By October 1920 the form and design of the war memorial had been developed to the point where a timber model of the proposed structure was set up on College Green, for the approval of the Dean and Chapter of Gloucester Cathedral. Permission was granted; the memorial was completed as planned, and unveiled by Lt Gen P W Chetwode, Bart, KCB, KCMG, DSO, on Saturday 29 April 1922.

Following the Second World War, the memorial was altered by the addition of a new bronze relief panel on the base, designed by Edward Payne (1906-1991), stained glass artist, painter and sculptor, and son of Henry Albert Payne RWS (1868-1940), stained glass artist, watercolourist and fresco painter, who was strongly influenced by the Arts and Crafts movement and, with his wife, was a member of the important Birmingham Group of artists and craftsmen. Henry Payne and his family settled in the Minchinhampton area of Gloucestershire in 1909, becoming a member of the Sapperton Group of Arts and Crafts designers. Edward worked closely with his father, until Henry died in 1940, and, on his return from service in the Second World War, Edward continued his work as a stained glass artist, painter and sculptor. Edward Payne was in charge of the repairs to stained glass windows in Gloucester Cathedral from the 1960s to the 1980s, and in time two of his own windows were installed in the cathedral as war memorials.
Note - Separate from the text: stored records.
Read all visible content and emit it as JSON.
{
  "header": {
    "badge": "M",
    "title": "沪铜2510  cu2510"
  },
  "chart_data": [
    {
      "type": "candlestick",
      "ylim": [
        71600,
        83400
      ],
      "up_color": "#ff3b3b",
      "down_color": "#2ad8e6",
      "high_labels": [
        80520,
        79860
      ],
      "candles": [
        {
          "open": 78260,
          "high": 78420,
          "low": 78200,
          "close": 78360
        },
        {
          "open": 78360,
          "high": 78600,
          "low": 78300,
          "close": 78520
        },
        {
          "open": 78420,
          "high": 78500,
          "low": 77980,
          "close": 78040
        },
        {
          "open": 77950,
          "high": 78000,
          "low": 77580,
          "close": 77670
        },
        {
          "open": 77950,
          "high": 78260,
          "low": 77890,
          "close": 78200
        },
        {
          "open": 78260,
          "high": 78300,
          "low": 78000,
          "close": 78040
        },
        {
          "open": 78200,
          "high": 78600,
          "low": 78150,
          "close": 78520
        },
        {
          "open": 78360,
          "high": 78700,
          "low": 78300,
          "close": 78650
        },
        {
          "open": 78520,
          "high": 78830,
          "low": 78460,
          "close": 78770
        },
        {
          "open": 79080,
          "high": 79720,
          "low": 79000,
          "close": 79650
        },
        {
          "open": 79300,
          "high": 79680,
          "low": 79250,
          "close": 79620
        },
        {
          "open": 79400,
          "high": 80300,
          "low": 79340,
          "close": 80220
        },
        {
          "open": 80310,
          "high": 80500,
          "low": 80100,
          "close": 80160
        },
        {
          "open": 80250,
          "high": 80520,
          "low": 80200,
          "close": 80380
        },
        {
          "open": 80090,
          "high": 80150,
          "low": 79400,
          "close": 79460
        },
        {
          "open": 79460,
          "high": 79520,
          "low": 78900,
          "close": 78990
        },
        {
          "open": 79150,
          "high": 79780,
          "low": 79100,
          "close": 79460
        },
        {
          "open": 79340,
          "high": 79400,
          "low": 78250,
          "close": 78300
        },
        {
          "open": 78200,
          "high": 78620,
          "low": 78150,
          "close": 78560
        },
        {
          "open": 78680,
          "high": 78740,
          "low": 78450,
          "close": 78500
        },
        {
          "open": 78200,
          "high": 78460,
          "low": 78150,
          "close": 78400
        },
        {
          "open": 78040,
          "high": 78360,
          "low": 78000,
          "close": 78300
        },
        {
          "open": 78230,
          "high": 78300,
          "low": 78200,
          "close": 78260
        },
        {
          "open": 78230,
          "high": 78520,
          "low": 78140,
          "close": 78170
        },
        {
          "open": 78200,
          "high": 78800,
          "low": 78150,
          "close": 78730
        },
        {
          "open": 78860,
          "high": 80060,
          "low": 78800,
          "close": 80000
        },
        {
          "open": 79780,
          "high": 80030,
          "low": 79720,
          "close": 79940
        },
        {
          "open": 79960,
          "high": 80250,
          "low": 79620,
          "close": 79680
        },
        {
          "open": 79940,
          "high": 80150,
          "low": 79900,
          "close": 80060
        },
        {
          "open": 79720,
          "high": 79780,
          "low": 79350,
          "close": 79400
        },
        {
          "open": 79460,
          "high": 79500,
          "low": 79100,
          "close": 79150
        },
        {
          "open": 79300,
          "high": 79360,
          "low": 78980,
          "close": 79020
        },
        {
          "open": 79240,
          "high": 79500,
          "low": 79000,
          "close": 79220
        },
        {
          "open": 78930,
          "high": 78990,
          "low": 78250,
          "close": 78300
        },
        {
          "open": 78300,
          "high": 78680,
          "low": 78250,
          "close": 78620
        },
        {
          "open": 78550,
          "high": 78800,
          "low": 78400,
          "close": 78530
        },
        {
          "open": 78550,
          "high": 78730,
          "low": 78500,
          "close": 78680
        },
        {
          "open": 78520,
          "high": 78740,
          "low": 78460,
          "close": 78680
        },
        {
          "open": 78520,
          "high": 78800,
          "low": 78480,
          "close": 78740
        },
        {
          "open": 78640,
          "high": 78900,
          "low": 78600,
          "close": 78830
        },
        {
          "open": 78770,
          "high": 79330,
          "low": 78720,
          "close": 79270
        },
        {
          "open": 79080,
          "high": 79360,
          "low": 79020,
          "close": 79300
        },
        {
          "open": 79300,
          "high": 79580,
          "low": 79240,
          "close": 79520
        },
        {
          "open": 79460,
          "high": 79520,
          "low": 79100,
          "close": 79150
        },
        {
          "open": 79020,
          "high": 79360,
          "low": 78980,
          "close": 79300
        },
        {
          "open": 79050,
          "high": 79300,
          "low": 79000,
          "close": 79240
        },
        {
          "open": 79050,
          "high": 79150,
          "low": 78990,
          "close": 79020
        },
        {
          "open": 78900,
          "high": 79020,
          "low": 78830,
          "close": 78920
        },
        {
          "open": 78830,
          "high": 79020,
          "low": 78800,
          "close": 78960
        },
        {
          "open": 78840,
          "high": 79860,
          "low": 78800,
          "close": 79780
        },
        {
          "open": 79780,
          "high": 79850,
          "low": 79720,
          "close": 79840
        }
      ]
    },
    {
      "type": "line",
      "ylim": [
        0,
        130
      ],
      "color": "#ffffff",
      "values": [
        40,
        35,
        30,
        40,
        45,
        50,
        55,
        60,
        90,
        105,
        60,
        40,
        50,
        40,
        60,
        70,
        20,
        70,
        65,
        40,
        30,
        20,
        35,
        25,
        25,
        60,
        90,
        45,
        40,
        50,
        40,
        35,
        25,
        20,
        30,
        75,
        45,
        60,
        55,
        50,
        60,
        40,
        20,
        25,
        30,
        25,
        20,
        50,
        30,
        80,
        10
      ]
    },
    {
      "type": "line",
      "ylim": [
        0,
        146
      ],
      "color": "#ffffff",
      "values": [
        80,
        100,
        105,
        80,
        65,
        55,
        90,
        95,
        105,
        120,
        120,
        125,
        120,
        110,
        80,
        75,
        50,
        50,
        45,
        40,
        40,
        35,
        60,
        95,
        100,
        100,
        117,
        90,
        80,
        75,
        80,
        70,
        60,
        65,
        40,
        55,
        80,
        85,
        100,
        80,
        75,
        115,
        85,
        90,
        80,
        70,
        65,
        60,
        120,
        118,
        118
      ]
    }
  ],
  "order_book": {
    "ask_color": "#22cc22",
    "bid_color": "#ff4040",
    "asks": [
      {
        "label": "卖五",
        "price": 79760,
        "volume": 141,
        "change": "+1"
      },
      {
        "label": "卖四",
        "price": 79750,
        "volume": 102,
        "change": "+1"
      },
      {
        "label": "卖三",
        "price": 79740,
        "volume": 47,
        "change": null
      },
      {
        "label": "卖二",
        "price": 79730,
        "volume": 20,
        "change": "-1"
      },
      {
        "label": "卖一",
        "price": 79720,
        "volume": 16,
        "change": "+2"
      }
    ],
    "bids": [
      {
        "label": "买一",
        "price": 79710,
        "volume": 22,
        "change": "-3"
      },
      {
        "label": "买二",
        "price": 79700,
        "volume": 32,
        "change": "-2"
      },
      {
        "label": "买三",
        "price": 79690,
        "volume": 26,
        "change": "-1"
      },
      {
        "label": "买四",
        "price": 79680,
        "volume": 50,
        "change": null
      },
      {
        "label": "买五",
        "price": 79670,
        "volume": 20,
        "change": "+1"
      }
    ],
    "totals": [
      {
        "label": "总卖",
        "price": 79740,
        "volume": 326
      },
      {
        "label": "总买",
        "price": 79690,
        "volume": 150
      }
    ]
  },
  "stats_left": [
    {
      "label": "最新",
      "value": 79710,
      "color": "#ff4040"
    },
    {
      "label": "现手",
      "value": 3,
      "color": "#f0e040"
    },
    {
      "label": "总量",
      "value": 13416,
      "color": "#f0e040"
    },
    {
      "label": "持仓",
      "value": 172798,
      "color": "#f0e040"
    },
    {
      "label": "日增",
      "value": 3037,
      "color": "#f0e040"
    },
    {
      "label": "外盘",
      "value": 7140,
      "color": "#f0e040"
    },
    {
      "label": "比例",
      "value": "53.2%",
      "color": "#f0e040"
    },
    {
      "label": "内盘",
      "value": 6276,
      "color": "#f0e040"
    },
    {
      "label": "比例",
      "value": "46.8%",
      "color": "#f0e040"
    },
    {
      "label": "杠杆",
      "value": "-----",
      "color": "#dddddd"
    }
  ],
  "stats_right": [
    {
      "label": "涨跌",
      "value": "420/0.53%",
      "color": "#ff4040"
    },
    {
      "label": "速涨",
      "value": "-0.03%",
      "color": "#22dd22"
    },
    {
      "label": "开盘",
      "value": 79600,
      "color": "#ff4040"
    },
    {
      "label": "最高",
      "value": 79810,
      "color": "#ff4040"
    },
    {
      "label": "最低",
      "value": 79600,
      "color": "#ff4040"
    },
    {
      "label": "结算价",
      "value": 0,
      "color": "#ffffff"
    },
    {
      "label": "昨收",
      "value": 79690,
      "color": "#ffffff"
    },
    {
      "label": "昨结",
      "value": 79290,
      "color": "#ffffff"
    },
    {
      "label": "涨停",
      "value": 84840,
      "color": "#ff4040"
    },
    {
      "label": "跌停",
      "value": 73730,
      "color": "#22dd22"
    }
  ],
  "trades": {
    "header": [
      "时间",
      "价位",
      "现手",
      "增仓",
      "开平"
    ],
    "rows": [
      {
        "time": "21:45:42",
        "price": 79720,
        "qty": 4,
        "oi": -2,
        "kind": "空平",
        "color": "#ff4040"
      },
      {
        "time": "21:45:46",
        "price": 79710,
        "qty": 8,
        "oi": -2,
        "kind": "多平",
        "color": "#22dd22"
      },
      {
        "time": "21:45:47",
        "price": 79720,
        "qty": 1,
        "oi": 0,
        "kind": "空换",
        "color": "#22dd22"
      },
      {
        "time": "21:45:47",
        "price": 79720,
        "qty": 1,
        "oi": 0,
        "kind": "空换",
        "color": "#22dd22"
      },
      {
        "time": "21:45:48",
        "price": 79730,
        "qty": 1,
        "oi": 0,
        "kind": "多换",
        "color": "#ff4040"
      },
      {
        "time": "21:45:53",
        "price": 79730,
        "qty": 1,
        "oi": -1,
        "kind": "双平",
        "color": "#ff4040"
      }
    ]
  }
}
He contributed other windows to a large number of churches in the area, including three at St Barnabas in Box, Minchinhampton, the first new church to be built in stone after the Second World War, in whose design Payne also had a hand. The relief sculpture he created for the Royal Gloucestershire Hussars Yeomanry memorial continues the theme of Adrian Jones’ reliefs, showing the men in action. In 1922, the regiment had ceased to be a cavalry regiment, and instead became a tank corps, and Edward Payne’s relief, added in 1950, reflects this change, showing soldiers engaging from a tank rather than from horseback.

Reasons for Listing

The Royal Gloucestershire Hussars Yeomanry war memorial is listed at Grade II*, for the following principal reasons:
* Historic interest: as an eloquent witness to the tragic impact of world events on the regiment, and the sacrifice it made in the conflicts of the C20;
* Artistic interest: a well-executed stone memorial, with the addition of striking and highly accomplished bronze bas-reliefs by acclaimed sculptor Adrian Jones, MVO (1845-1938), showing the men and horses of the regiment in action in the Middle East, including scenes in Egypt, Syria, Palestine and the Dardanelles;
* Group value: with the important group of listed buildings surrounding the green on which it stands: Gloucester Cathedral (listed Grade I), and the numerous other listed buildings forming the cathedral close.